Wolfgang Amadeus Mozart
Born January 27, 1756, in Salzburg, Austria
Died December 5, 1791, in Vienna, Austria
flute, 2 clarinets, 2 bassoons, 2 horns, 2 trumpets, timpani, strings
Performance time
30 minutes
Completed Jun 26, 1788
Last Performed by the TSO
April 4, 2008

Mozart composed his last three symphonies (nos. 39, 40, and 41) in rapid succession during just six weeks of 1788. There is no evidence he ever heard any of them performed before his death in 1791, and the date of the first performance of Symphony No. 39 is still a question. The three symphonies differ in key, character, and orchestration, but some historians feel they form a set, partly because number 39 uniquely begins with a slow introduction as if it were an overture to something.

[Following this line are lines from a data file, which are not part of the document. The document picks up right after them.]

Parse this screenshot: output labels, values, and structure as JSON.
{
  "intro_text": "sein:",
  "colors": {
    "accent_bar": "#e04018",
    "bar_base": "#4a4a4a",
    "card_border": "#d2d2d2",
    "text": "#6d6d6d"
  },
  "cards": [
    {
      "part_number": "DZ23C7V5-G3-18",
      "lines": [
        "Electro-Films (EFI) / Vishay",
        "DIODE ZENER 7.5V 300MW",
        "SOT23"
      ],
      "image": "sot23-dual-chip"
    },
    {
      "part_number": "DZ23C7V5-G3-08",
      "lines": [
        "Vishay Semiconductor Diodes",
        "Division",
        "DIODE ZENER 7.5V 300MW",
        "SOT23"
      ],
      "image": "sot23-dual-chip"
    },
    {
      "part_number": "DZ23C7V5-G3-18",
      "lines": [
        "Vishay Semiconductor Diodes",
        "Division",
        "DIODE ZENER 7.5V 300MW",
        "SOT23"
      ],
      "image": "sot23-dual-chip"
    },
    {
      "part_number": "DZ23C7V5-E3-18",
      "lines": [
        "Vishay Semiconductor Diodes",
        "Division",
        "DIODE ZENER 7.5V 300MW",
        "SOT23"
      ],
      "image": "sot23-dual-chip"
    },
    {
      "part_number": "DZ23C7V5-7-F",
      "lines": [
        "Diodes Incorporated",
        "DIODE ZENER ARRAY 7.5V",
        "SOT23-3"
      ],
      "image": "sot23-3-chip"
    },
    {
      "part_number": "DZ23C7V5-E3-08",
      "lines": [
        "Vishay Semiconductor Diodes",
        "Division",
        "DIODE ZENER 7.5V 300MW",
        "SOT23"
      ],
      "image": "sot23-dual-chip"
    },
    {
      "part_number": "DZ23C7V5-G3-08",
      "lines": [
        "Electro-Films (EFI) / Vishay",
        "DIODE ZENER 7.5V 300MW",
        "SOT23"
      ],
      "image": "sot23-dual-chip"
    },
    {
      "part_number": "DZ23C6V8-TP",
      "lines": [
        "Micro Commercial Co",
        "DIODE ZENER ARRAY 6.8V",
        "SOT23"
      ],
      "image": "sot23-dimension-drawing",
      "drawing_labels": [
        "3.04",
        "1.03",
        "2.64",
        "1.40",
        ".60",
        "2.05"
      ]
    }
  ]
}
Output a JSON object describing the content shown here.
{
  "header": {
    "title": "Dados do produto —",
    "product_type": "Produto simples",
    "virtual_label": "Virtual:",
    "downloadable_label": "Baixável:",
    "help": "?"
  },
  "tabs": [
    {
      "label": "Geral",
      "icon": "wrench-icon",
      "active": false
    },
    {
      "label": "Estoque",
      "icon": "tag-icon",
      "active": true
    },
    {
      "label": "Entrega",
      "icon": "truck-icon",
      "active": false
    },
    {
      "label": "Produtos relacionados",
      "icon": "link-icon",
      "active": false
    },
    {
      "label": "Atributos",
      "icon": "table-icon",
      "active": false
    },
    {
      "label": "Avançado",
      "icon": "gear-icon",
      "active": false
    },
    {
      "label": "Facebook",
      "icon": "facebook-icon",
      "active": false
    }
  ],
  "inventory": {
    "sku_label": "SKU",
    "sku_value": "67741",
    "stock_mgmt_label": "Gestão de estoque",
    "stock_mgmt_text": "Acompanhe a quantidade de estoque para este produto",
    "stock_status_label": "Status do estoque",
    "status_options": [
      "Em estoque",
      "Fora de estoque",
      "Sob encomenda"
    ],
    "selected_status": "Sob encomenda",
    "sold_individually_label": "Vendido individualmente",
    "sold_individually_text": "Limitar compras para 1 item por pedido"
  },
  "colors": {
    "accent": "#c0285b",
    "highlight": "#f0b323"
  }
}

Composers of the 18th and 19th century often chose the key of their composition to match the character of the work they wanted to write, for at this time keys were associated with a mood or topic. Further, the ears of many audience members up into the middle of the 19th century were able to hear the key and how the music moved from one to the next and back to the dominant key. The most astute knew when composers took liberties with the usual modulations and cadences. Beethoven would not have written his “Moonlight Sonata” in any key other than C minor; his E-flat piano concerto is known as “The Emperor,” and his E-flat Third Symphony he originally dedicated to Napoleon.

Mozart’s E-flat symphony also exhibits this noble character from the slow introduction into the last movement. The trumpets and timpani add to this character, for trumpets were only optional and timpani not absolutely necessary in the orchestra of Mozart’s time. Each of the three symphonies of which this is the first in the group have a distinct sound. For number 39 Mozart chose to exclude the oboes from the usual woodwind complement thus allowing the clarinets to take a larger role. He was the first composer to recognize the flexibility of technique and wide spectrum of color of the clarinet and employed it in both orchestral as well as chamber music.